Master Yoda Are You??

Yes, we know, you are brilliant.  You have lots of experience and great ideas.  Likely your employees know this, too.  We as managers are generally good at problem solving, and hopefully this is a prerequisite to any management position.  But being the problem-solver is not always possible, or even the best strategy.Charalambos Vlachoutsicos is coauthor of Behind the Factory Walls: Decision Making in Soviet and U.S. Enterprises and for 30 years worked and then managed his family trading business.  In Harvard Business Review, Vlachoutsicos shares the story of a warehouse manager he once employed, Spyros.   Vlachoutsicos went to his warehouse to determine if there was space for one of their new products.  Spyros compulsively, without any calculations, proposed to make space by moving existing stacks closer together.  He quickly ordered his staff to begin moving items and there was mounting, silent tension as they complied.  The staff was concerned about maneuvering the lift trucks but Spyros pressed on with increasingly unrealistic solutions and a vicious cycle was in play.  Finally, Vlachoutsicos intervened and suggested creating a team to produce a solution.  He then took a chastened Spyros to lunch and encouraged him that admitting a need for help can be easier and more effective than providing instant solutions.  Spyros was unable to admit ignorance and was eventually replaced.
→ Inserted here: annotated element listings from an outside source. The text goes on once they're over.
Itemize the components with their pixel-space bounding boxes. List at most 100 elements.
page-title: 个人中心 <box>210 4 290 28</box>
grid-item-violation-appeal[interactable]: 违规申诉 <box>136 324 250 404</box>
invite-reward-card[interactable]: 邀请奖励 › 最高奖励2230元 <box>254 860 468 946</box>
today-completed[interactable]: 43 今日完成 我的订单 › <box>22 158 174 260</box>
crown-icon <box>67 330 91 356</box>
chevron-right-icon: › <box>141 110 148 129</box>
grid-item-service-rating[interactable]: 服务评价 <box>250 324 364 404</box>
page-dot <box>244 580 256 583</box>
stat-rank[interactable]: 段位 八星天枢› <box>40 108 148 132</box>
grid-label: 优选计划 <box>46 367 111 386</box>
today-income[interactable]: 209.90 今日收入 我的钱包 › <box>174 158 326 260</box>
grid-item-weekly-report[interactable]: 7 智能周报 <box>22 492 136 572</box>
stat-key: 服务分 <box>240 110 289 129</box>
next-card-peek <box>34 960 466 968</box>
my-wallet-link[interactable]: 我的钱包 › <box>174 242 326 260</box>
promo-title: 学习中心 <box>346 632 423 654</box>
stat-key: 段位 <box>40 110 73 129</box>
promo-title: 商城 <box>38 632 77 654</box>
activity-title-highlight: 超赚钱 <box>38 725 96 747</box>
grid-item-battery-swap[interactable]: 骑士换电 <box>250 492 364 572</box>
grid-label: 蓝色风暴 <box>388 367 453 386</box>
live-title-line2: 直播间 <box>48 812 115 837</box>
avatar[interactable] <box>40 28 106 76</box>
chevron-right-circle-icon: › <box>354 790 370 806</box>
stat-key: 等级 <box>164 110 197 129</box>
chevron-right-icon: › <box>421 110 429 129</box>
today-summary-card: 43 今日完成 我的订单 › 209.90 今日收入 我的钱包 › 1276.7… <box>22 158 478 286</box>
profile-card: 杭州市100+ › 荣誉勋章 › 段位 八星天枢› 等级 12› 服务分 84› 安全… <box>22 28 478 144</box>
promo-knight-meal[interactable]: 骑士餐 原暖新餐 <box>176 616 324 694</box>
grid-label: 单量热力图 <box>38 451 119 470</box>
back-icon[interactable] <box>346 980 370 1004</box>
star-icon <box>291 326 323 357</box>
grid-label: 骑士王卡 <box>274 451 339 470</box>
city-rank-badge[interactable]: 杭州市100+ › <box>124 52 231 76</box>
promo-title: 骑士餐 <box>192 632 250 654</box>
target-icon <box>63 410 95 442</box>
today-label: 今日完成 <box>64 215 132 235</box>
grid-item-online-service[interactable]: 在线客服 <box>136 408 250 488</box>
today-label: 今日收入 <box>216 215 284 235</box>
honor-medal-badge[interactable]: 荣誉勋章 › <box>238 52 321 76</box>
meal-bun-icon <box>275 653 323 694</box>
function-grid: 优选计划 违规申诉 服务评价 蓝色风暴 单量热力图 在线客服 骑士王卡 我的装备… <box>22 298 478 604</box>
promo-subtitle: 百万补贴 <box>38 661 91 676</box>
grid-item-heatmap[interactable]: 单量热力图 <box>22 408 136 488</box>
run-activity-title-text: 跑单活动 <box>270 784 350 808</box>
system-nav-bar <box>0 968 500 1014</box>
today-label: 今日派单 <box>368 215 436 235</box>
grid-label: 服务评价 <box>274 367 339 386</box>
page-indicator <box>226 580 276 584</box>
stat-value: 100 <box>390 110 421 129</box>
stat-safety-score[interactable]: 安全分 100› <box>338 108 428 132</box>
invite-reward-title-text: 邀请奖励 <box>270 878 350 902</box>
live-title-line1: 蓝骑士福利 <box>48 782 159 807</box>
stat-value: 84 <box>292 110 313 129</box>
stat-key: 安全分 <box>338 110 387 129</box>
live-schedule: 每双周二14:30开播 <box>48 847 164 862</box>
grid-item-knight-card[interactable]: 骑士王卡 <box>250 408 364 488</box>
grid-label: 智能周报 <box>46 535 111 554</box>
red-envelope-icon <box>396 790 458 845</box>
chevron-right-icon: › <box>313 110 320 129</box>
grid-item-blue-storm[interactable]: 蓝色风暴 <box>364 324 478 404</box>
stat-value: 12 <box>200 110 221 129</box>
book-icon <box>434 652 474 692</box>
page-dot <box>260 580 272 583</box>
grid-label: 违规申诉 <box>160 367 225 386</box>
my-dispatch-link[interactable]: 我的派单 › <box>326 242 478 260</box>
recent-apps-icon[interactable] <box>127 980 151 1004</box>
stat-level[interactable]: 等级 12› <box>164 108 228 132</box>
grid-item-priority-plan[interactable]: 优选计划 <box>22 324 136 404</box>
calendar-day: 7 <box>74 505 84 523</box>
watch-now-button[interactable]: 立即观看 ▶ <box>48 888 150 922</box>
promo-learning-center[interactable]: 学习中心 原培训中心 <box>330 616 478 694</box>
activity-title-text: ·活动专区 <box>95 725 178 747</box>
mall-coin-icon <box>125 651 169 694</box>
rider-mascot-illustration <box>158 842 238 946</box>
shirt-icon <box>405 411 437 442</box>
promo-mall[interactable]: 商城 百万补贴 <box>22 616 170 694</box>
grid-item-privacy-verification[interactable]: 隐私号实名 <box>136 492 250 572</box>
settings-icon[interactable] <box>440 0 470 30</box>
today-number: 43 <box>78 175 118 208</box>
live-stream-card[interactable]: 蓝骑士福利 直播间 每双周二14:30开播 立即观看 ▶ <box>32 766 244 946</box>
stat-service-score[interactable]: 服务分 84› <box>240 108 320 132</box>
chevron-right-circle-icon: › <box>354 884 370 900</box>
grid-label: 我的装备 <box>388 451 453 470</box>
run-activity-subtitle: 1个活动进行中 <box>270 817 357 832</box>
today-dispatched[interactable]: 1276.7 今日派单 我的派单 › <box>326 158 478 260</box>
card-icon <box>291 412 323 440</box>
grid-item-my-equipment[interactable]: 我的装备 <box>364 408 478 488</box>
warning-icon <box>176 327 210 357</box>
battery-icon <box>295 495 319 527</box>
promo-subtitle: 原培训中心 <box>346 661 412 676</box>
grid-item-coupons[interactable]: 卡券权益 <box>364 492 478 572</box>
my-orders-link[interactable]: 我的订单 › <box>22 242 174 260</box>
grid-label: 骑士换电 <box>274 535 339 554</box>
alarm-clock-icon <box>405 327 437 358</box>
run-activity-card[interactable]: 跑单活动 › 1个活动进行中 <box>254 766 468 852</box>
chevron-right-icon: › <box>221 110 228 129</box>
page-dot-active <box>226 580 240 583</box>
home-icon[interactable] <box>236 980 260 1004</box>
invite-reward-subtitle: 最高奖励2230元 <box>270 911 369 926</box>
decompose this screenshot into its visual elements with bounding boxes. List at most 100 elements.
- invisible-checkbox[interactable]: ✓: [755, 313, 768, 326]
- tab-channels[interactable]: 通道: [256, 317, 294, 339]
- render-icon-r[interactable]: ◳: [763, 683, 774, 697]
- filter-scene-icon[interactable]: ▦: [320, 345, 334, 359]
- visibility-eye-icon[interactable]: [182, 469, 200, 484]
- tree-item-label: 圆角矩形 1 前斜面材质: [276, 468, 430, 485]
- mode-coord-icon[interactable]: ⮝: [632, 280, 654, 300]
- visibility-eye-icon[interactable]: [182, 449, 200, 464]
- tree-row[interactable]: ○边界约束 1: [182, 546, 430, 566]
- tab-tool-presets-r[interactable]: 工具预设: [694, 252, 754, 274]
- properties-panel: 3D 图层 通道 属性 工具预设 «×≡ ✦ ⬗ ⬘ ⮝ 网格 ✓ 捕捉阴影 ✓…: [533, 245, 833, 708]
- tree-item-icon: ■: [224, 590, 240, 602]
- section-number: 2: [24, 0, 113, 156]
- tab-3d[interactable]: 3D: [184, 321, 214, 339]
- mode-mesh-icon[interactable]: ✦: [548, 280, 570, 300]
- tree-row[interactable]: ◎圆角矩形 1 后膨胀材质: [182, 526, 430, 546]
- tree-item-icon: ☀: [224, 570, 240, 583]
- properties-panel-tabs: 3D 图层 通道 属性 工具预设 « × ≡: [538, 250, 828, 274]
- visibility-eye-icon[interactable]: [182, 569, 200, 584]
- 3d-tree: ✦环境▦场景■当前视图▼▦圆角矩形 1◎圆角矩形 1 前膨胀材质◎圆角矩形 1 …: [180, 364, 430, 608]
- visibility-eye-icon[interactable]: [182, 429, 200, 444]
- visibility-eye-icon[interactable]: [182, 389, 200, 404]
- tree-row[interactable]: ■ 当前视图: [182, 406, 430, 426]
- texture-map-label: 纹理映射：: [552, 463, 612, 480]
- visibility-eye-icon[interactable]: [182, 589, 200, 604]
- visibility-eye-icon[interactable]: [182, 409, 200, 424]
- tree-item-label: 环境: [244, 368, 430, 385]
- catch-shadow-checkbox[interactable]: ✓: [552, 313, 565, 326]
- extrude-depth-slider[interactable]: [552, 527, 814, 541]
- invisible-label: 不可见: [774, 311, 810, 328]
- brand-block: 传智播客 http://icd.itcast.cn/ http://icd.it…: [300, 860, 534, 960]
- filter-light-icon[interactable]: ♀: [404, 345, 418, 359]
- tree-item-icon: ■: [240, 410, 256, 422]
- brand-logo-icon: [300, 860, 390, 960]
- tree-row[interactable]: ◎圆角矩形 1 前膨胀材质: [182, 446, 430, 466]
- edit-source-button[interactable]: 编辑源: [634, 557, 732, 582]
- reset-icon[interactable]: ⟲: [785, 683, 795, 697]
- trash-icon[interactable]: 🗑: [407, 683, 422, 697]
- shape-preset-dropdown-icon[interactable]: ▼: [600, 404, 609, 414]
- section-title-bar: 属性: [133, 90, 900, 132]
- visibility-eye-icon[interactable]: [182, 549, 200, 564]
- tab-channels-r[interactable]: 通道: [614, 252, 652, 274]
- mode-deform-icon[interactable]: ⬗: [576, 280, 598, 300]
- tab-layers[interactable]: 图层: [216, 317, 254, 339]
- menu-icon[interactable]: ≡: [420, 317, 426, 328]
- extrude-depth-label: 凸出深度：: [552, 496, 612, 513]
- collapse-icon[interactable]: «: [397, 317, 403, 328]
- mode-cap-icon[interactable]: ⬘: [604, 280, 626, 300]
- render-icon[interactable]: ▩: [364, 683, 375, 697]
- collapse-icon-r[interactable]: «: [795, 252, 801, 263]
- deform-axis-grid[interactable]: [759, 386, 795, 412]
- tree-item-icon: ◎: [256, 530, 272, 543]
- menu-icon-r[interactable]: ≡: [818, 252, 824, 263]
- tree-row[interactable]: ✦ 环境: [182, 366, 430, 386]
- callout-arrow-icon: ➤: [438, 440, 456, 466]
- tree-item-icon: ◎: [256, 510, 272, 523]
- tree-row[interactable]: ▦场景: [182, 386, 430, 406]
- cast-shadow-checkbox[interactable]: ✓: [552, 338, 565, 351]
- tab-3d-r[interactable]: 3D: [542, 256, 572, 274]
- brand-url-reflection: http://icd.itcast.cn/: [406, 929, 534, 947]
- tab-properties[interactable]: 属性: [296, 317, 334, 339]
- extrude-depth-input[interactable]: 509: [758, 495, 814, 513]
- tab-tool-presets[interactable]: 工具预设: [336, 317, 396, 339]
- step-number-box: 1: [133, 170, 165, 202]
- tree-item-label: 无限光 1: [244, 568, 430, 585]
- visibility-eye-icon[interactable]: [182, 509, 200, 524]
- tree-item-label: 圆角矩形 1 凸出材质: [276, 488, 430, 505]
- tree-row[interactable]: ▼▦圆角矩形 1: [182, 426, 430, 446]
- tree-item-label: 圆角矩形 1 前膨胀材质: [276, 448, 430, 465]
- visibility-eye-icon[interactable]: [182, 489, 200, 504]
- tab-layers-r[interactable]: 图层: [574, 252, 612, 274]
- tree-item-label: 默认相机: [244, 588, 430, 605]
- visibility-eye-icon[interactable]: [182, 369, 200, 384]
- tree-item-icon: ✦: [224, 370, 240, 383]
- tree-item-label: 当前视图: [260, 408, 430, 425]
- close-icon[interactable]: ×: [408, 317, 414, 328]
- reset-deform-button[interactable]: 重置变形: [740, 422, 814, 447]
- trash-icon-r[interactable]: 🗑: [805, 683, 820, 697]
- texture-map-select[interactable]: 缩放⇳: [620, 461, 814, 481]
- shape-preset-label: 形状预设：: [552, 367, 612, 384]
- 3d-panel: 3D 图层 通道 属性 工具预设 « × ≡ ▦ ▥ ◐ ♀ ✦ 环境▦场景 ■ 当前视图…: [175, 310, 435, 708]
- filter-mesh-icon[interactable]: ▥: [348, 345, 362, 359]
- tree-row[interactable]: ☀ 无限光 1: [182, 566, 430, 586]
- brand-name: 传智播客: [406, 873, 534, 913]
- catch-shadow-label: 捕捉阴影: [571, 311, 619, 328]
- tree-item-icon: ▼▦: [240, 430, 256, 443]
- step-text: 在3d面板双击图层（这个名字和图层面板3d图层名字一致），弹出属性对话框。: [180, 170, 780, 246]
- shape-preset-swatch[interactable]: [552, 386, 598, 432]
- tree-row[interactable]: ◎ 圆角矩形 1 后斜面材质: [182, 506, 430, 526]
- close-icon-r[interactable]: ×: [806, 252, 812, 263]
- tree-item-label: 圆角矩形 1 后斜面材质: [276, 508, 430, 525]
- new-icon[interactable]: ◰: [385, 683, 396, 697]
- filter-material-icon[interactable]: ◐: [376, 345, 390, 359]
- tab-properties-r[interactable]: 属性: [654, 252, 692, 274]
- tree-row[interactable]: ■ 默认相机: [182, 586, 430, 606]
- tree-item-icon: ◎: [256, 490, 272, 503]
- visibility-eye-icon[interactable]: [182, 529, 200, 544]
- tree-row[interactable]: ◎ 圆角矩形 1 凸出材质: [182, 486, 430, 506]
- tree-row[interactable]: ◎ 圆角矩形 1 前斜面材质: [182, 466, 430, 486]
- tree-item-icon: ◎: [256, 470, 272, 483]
We must see ourselves as more as a gatherer of information and solutions instead of the sage on the hill.  Employees are much more motivated to be problem solvers if they actually have a chance to solve problems.  This means not providing all of the answers and instead asking for contributions and solutions.  Have you asked your employees to solve a problem for you lately?  You might be surprised at the result.